Most people who apply for mortgages base their decision on how much they can afford while keeping costs low and manageable. Here are some things to consider if you’re looking at a shorter-term financial picture…
Fixed Rate vs. ARM
The mortgage king is still the plain old 30 year fixed rate. On such a mortgage the payment remains constant over the life of 360 months, with no changes. It’s measurable and gives homeowners the ability to plan their finances around a set payment. The 30 year fixed rate is also the most expensive mortgage type. What makes the 30 year loan pricey is the duration of the 360 term. The longer the term, the more interest you’ll pay over time. Conversely, on a shorter loan, you pay quite less in interest.
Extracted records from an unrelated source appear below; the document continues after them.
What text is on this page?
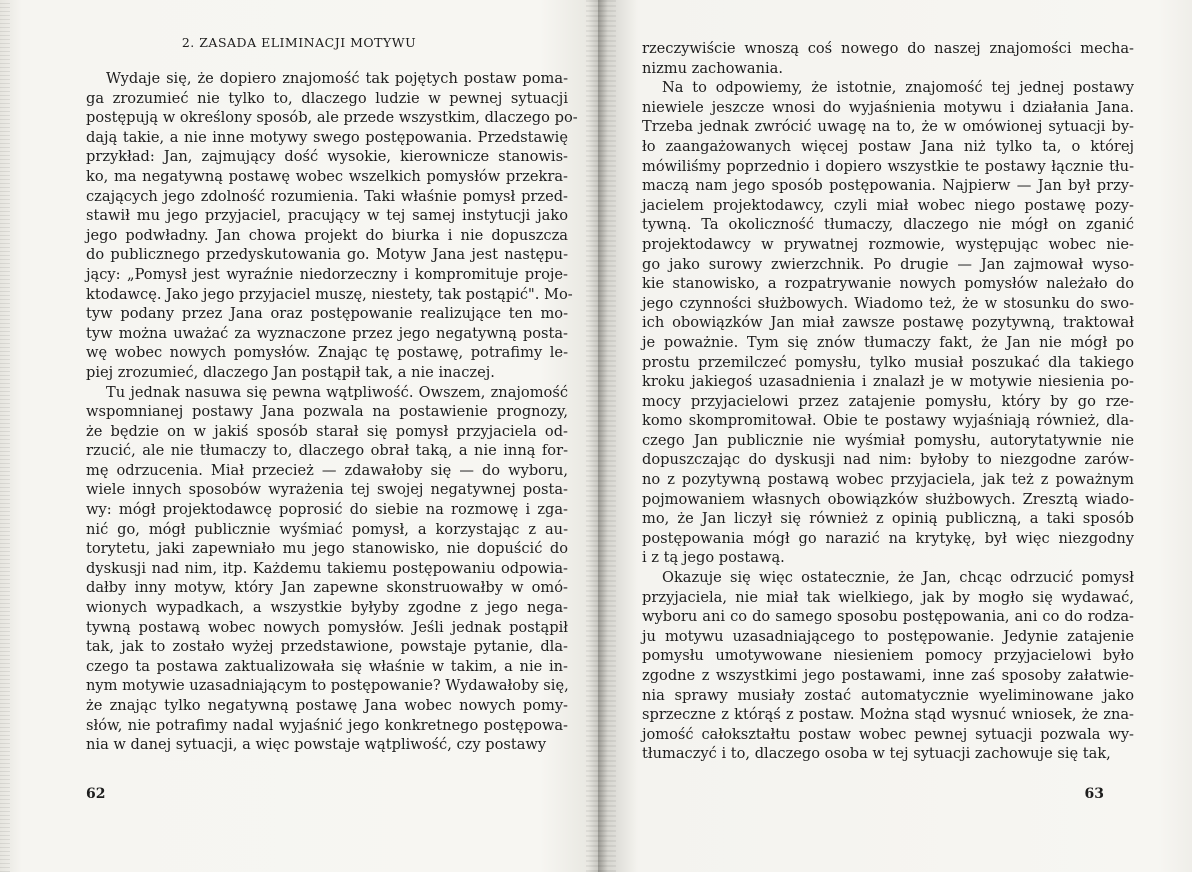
2. ZASADA ELIMINACJI MOTYWU
Wydaje się, że dopiero znajomość tak pojętych postaw poma-
ga zrozumieć nie tylko to, dlaczego ludzie w pewnej sytuacji
postępują w określony sposób, ale przede wszystkim, dlaczego po-
dają takie, a nie inne motywy swego postępowania. Przedstawię
przykład: Jan, zajmujący dość wysokie, kierownicze stanowis-
ko, ma negatywną postawę wobec wszelkich pomysłów przekra-
czających jego zdolność rozumienia. Taki właśnie pomysł przed-
stawił mu jego przyjaciel, pracujący w tej samej instytucji jako
jego podwładny. Jan chowa projekt do biurka i nie dopuszcza
do publicznego przedyskutowania go. Motyw Jana jest następu-
jący: „Pomysł jest wyraźnie niedorzeczny i kompromituje proje-
ktodawcę. Jako jego przyjaciel muszę, niestety, tak postąpić". Mo-
tyw podany przez Jana oraz postępowanie realizujące ten mo-
tyw można uważać za wyznaczone przez jego negatywną posta-
wę wobec nowych pomysłów. Znając tę postawę, potrafimy le-
piej zrozumieć, dlaczego Jan postąpił tak, a nie inaczej.
Tu jednak nasuwa się pewna wątpliwość. Owszem, znajomość
wspomnianej postawy Jana pozwala na postawienie prognozy,
że będzie on w jakiś sposób starał się pomysł przyjaciela od-
rzucić, ale nie tłumaczy to, dlaczego obrał taką, a nie inną for-
mę odrzucenia. Miał przecież — zdawałoby się — do wyboru,
wiele innych sposobów wyrażenia tej swojej negatywnej posta-
wy: mógł projektodawcę poprosić do siebie na rozmowę i zga-
nić go, mógł publicznie wyśmiać pomysł, a korzystając z au-
torytetu, jaki zapewniało mu jego stanowisko, nie dopuścić do
dyskusji nad nim, itp. Każdemu takiemu postępowaniu odpowia-
dałby inny motyw, który Jan zapewne skonstruowałby w omó-
wionych wypadkach, a wszystkie byłyby zgodne z jego nega-
tywną postawą wobec nowych pomysłów. Jeśli jednak postąpił
tak, jak to zostało wyżej przedstawione, powstaje pytanie, dla-
czego ta postawa zaktualizowała się właśnie w takim, a nie in-
nym motywie uzasadniającym to postępowanie? Wydawałoby się,
że znając tylko negatywną postawę Jana wobec nowych pomy-
słów, nie potrafimy nadal wyjaśnić jego konkretnego postępowa-
nia w danej sytuacji, a więc powstaje wątpliwość, czy postawy
62
rzeczywiście wnoszą coś nowego do naszej znajomości mecha-
nizmu zachowania.
Na to odpowiemy, że istotnie, znajomość tej jednej postawy
niewiele jeszcze wnosi do wyjaśnienia motywu i działania Jana.
Trzeba jednak zwrócić uwagę na to, że w omówionej sytuacji by-
ło zaangażowanych więcej postaw Jana niż tylko ta, o której
mówiliśmy poprzednio i dopiero wszystkie te postawy łącznie tłu-
maczą nam jego sposób postępowania. Najpierw — Jan był przy-
jacielem projektodawcy, czyli miał wobec niego postawę pozy-
tywną. Ta okoliczność tłumaczy, dlaczego nie mógł on zganić
projektodawcy w prywatnej rozmowie, występując wobec nie-
go jako surowy zwierzchnik. Po drugie — Jan zajmował wyso-
kie stanowisko, a rozpatrywanie nowych pomysłów należało do
jego czynności służbowych. Wiadomo też, że w stosunku do swo-
ich obowiązków Jan miał zawsze postawę pozytywną, traktował
je poważnie. Tym się znów tłumaczy fakt, że Jan nie mógł po
prostu przemilczeć pomysłu, tylko musiał poszukać dla takiego
kroku jakiegoś uzasadnienia i znalazł je w motywie niesienia po-
mocy przyjacielowi przez zatajenie pomysłu, który by go rze-
komo skompromitował. Obie te postawy wyjaśniają również, dla-
czego Jan publicznie nie wyśmiał pomysłu, autorytatywnie nie
dopuszczając do dyskusji nad nim: byłoby to niezgodne zarów-
no z pozytywną postawą wobec przyjaciela, jak też z poważnym
pojmowaniem własnych obowiązków służbowych. Zresztą wiado-
mo, że Jan liczył się również z opinią publiczną, a taki sposób
postępowania mógł go narazić na krytykę, był więc niezgodny
i z tą jego postawą.
Okazuje się więc ostatecznie, że Jan, chcąc odrzucić pomysł
przyjaciela, nie miał tak wielkiego, jak by mogło się wydawać,
wyboru ani co do samego sposobu postępowania, ani co do rodza-
ju motywu uzasadniającego to postępowanie. Jedynie zatajenie
pomysłu umotywowane niesieniem pomocy przyjacielowi było
zgodne z wszystkimi jego postawami, inne zaś sposoby załatwie-
nia sprawy musiały zostać automatycznie wyeliminowane jako
sprzeczne z którąś z postaw. Można stąd wysnuć wniosek, że zna-
jomość całokształtu postaw wobec pewnej sytuacji pozwala wy-
tłumaczyć i to, dlaczego osoba w tej sytuacji zachowuje się tak,
63
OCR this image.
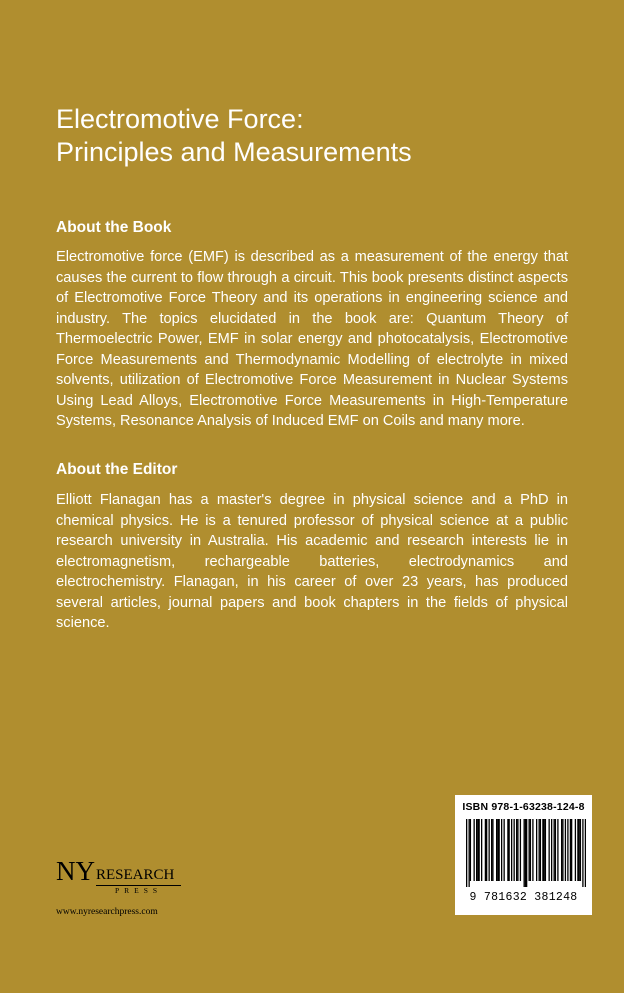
Electromotive Force:
Principles and Measurements
About the Book

Electromotive force (EMF) is described as a measurement of the energy that causes the current to flow through a circuit. This book presents distinct aspects of Electromotive Force Theory and its operations in engineering science and industry. The topics elucidated in the book are: Quantum Theory of Thermoelectric Power, EMF in solar energy and photocatalysis, Electromotive Force Measurements and Thermodynamic Modelling of electrolyte in mixed solvents, utilization of Electromotive Force Measurement in Nuclear Systems Using Lead Alloys, Electromotive Force Measurements in High-Temperature Systems, Resonance Analysis of Induced EMF on Coils and many more.

About the Editor

Elliott Flanagan has a master's degree in physical science and a PhD in chemical physics. He is a tenured professor of physical science at a public research university in Australia. His academic and research interests lie in electromagnetism, rechargeable batteries, electrodynamics and electrochemistry. Flanagan, in his career of over 23 years, has produced several articles, journal papers and book chapters in the fields of physical science.

NY RESEARCH
PRESS
www.nyresearchpress.com
ISBN 978-1-63238-124-8
9 781632 381248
The adjustable-rate loan offers a teaser rate for a certain introductory period typically in increments of 3, 5, 7 or 10 year terms. The loan becomes a variable after the teaser period ends at which point the interest rate is based on a fully indexed rate and changes usually about once per year. The fully indexed rate is computed by adding the index like the 12 month Libor to a margin say at 2.25 (this varies from lender to lender). For example if you took out a 5/1 ARM where the first five years was a teaser rate at 2.875%, the remaining 25 years of the 30 year term is variable. ARM’s do contain both annual caps and life caps disclosing just how much your rate and payment could go up by annually and over the term of the loan.
Currently, conventional 30 year fixed rate loans are priced at just .5% higher in rate than a short-term adjustable-rate loans. If you were to take a loan at say $500,000 on a 30 year fixed rate at 3.875% you could get the same loan size on a five-year adjustable-rate loan at 3.375%. That is small spread between too vastly different loan types. The relationship between arms and 30 year money used to be about a full 1% when arms were more common. You have got to weigh in the big picture especially if you are on the fence with your decision making.
How long do you need the money for?
The average 30 year fixed-rate loan only lasts on the books 5 to 7 years. Every 5 to 7 years not all borrowers, but most will refinance or buy another property. In other words, if you know the loan that you’ll have is going to be short-lived due to some of your financial circumstances changing, an adjustable-rate loan may be a suitable choice if you’ll be out of the adjustable-rate loan before the interest-rate adjustment period occurs (also called a re-cast).
Following situations could make for makes sense adjustable-rate loan scenario:
- The property with the arm loan is going to be sold within the next five years or within the teaser rate time period.
- You’re selling another property, and the net proceeds will be used to pay off the property with the adjustable-rate loan.
- You’re using the adjustable-rate loan as part of an accelerated principal balance pay down strategy. Such an example could be making large radical principal balance pay downs on your short term arm loan. With the right teaser rate period and low rate, such strategy could accelerate your ability to pay off your home. This would be a strategy for the disciplined homeowner.
- You don’t really need the money. If you have significant liquidity and understand the market flows, historically, adjustable-rate loans are less costly mortgages dating back to the 1970s.
Everyone’s personal financial decisions are different and everyone has different reasons for needing to borrow money. If your future is unknown a longer-term fixed-rate loan is probably a safer bet in most circumstances, but not always. Ask questions and do your research and make sure you understand the fine print associated with whatever type of mortgage best financially suits you.